In [3]:
import numpy as np
import pandas as pd
import matplotlib.pyplot as plt
from sklearn.preprocessing import MinMaxScaler, StandardScaler
from sklearn import linear_model

In [4]:
titanic = pd.read_csv("Dataset/train.csv")
titanic.head()

Unnamed: 0,PassengerId,Survived,Pclass,Name,Sex,Age,SibSp,Parch,Ticket,Fare,Cabin,Embarked
0,1,0,3,"Braund, Mr. Owen Harris",male,22.0,1,0,A/5 21171,7.25,,S
1,2,1,1,"Cumings, Mrs. John Bradley (Florence Briggs Th...",female,38.0,1,0,PC 17599,71.2833,C85,C
2,3,1,3,"Heikkinen, Miss. Laina",female,26.0,0,0,STON/O2. 3101282,7.925,,S
3,4,1,1,"Futrelle, Mrs. Jacques Heath (Lily May Peel)",female,35.0,1,0,113803,53.1,C123,S
4,5,0,3,"Allen, Mr. William Henry",male,35.0,0,0,373450,8.05,,S


There are 3 usual categorical features here, they are  
Sex, Cabin, Embarked  
And another one  
Pcalss, with values [1, 2, 3], it's ordinal, in another word, ordered categorical feature.
If Pcalss is a numerical feature, then we can say that we difference beween Pclass 1 and 2, is the same between Pclass 2 and 3. But Pclass is ordinal, so we don't know which difference is bigger.  

## Encoding
one way to solve this problem is to map it's unique values to different numbers.

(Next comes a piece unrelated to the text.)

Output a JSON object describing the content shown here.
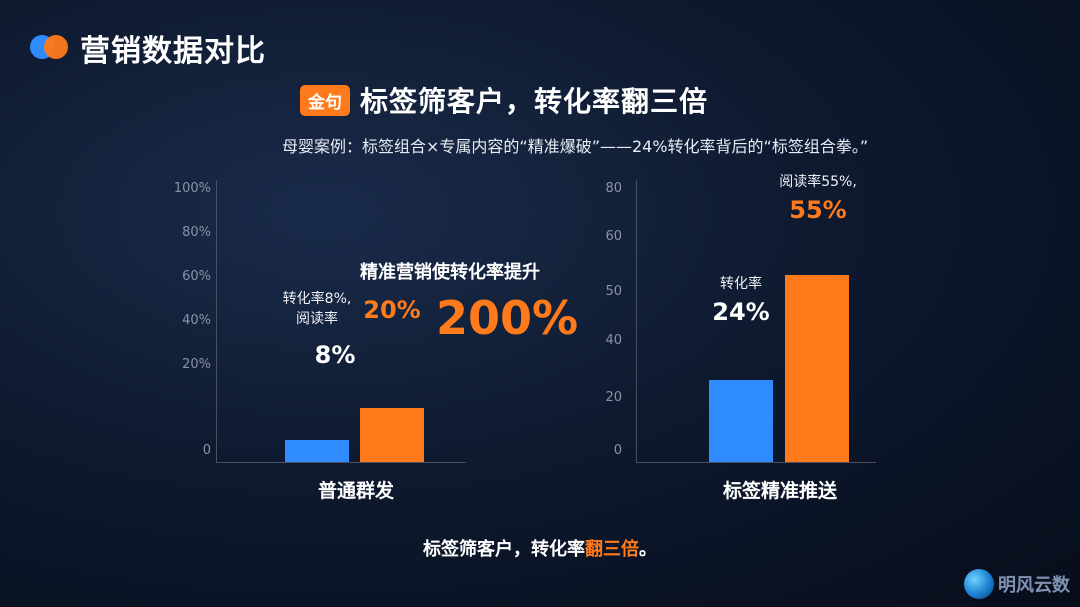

This is usually refered to as label encodeing.  
This technique works fine with tree-based methods, because these models can split features and extract most of the useful values in categories on its own.
Non-tree-based models however, can make use of this as effectively.  
Example:  
Pclass    1      2      3  
target    1      0      1  
When the relationships between target can the oridinal features are not linear, the model would be confused. While trees would just make 2 splits select in each unique value.  

### Label Encoding:  

1. Alphabetical(sorted).   
sklearn.preprocessing.LabelEncoder  
[S, C, Q] -> [2, 1, 3]  

  
2. Order of appearance.  
pandas.factorize  
[S, C, Q] -> [1, 2, 3]  

In [7]:
# 3. Frequency Encoding.  
encoding = titanic.groupby('Embarked').size()
encoding = encoding / len(titanic)
titanic['enc'] = titanic.Embarked.map(encoding)
titanic.head()

Unnamed: 0,PassengerId,Survived,Pclass,Name,Sex,Age,SibSp,Parch,Ticket,Fare,Cabin,Embarked,enc
0,1,0,3,"Braund, Mr. Owen Harris",male,22.0,1,0,A/5 21171,7.25,,S,0.722783
1,2,1,1,"Cumings, Mrs. John Bradley (Florence Briggs Th...",female,38.0,1,0,PC 17599,71.2833,C85,C,0.188552
2,3,1,3,"Heikkinen, Miss. Laina",female,26.0,0,0,STON/O2. 3101282,7.925,,S,0.722783
3,4,1,1,"Futrelle, Mrs. Jacques Heath (Lily May Peel)",female,35.0,1,0,113803,53.1,C123,S,0.722783
4,5,0,3,"Allen, Mr. William Henry",male,35.0,0,0,373450,8.05,,S,0.722783


If frequency of category is correlated with target value, then linear models will utilize this dependency. This would preserve the information about the distribution of the labels.  
However when there are 2 labels with the same frequency, these 2 lables won't be disinguishable in this new feature.  

### Adapt Categorical Features to None-Tree-Based Models
One hot encoding:  
Pcalss  
1  
2  
3  
Pclass==1 Pclass==2 Pclass==3   
1         0         0   
0         2         0     
0         0         3  

pandas.get_dummies  
sklearn.preprocessing.OneHotEncoder  
One-Hoted features usually contains lots of zeros, we can use sparse matrices to store these data more efficiently. Libraries like XGBoost, LightGBM can sklearn can support sparse matrices.  

## Summary
1. Ordinal is a special case of categorical feature with values sorted in some meaningful order.  
2. Label encoding, basically replaces unique values of categorical features with numbers. 
3. Frequency encoding maps the categorical features to their frequencies.  
4. Label encoding and frequency encoding usually works better with tree-based models.  
5. One-hot encodings is often used for non-tree based models.
6. Applying one-hot encoding with combination of other categorical features allowes non-tree-based models to take into considerations between features, and improve.